The global warming issue may turn out to be legitimate, or one of a series of scientific missteps and exaggerations we've experienced.  But in a well-reported piece in today's New York Times, Elisabeth Rosenthal reports that hokum and sleight-of-hand are not foreign to the handling of the subject, even for sovereign nations:

OSLO — Last year, as United Nations scientists were warning of the perils of man-made climate change, this small country of fjords and factories reacted with an extraordinary pledge: by 2050 Norway would be “carbon neutral,” generating no net greenhouse gases into the air.

Norway’s bold promise raised the bar for other nations, which were mostly still struggling to figure out how to reduce emissions, by even a fraction. Then, in January, the Norwegian government went a step further: Norway would be carbon neutral by 2030, it said.

But as the details of the plan have emerged, environmental groups and politicians — who applaud Norway’s impulse — say the feat relies too heavily on sleight-of-hand accounting and huge donations to environmental projects abroad, rather than meaningful emissions reductions.
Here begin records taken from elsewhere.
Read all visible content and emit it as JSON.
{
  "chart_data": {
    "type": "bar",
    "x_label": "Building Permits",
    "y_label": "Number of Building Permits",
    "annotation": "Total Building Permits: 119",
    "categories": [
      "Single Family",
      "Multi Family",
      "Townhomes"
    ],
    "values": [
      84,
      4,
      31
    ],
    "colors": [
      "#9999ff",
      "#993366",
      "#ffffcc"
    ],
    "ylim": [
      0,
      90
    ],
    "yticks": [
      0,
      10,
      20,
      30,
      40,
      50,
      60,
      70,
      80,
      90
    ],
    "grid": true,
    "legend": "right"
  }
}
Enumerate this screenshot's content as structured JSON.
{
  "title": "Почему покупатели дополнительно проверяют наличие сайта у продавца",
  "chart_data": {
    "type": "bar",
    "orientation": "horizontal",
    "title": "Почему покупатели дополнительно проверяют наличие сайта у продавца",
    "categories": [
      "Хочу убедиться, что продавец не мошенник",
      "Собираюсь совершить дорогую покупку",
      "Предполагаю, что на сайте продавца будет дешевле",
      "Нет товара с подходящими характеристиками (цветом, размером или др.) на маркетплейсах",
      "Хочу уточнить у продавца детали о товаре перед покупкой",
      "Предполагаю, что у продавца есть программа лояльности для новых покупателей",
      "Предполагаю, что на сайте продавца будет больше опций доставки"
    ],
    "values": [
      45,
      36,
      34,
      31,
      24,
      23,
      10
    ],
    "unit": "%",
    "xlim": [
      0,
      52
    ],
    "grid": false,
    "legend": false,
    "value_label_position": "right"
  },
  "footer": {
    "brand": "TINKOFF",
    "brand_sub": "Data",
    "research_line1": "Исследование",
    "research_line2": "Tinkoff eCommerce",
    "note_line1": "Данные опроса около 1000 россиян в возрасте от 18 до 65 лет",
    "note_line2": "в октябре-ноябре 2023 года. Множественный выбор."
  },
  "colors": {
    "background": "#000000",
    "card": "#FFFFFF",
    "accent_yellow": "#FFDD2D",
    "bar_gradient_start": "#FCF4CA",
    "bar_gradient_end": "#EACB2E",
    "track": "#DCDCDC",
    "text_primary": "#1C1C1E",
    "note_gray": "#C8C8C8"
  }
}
That criticism has not only set off anguished soul-searching here, but may also come as a cold slap to the many countries, companies, cities and universities that have lined up to replicate Norway’s example of becoming carbon neutral — with an environmental balance sheet showing that they absorb as much carbon dioxide as they emit.

Calling Al Gore, calling Al Gore.  Were you aware of this inconvenient truth?

Read the whole piece.  Very enlightening.  The righteous-sounding aren't always righteous. 

And, righteous or not, I'll be back later.